小沼悠斗の母親が、持病で倒れたことを知り、侑太は悠斗に取引を持ち掛けた。
母親の入院代は無料にしてやる。
代わりに侑太の仲間になれ、言うことを聞けと。
屈辱に満ちた目をしながらも、悠斗が侑太に従った時、侑太は下腹部が熱くなった。
以来、悠斗と仲の良い男子や女子に、理不尽な言いがかりをつけ、悠斗に殴らせてみたり、裸体画像をバラまいたりもした。
その都度、悠斗の苦悩する表情を見ることができる。
侑太には快感だった。
今は亡き恭介をも凌辱しているような、恍惚感に包まれていた。
「あら、恭介、じゃなかった佳典のガッコって、りなリンが居るとこなんだ」
狩野学園高等部のパンフレットを見ていた瑠香が、声を上げた。
恭介の入学の準備で、二人は島に戻っていた。
「りな…牧江かな。

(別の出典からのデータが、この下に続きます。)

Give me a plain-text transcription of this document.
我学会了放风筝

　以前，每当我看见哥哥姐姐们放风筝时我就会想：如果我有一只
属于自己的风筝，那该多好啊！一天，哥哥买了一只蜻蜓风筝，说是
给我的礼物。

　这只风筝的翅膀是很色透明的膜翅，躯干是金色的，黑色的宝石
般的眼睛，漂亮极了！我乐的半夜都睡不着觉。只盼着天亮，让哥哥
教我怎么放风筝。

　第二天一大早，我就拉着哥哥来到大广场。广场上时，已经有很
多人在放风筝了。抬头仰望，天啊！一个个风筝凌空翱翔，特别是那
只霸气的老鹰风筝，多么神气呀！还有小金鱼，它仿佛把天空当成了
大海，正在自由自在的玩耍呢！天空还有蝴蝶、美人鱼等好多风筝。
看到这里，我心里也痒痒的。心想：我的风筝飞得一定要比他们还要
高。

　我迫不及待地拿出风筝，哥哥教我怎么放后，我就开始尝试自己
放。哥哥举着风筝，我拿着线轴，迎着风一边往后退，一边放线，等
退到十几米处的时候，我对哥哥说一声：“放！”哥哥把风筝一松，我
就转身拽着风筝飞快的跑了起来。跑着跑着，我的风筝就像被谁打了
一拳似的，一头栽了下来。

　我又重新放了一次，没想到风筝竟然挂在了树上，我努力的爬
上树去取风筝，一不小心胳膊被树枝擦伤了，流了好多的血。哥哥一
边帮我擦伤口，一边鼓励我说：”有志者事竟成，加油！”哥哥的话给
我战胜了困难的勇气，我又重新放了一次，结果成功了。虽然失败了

有名なんですか」
「うん。コスプレーヤーの間ではね。素顔も可愛いじゃん」
恭介は否定も肯定もしなかった。
海に落とされた時の連中の表情を思い出すと、当然、多少イラつく。
「瑠香さんは、なんでコスプレイヤーとか、知ってるんですか」
逆に質問してみたが、えへへと笑ってごまかされた。
「素顔といえば、佳典は素のまんまで入学するの?」
「まずいですか?」
「だって、わざわざ名前も変えて行くんだから、正体ばれたらダメでしょ」
「ばれますかね。…五年生の時より、背もだいぶ伸びましたし、声変わりしてるし…」
「いやいや、女子の眼力を侮っちゃアカンよ」
瑠香はぶつぶつ独り言を言っていたが、いきなり恭介の髪をわしゃわしゃと乱す。
「うん、キャラ作って、ちょこっと変装して行こう! 私がメークしてあげるから」
この後、瑠香は強引に健次郎を説得し、東京に移住することとなる。
名目は、恭介の安心サポート役になるから、とか。
なお、コスプレイヤーとして、人気を二分する『東のりなリン、西のルカにゃん』という存在を恭介が知るのは、だいぶ後になってからである。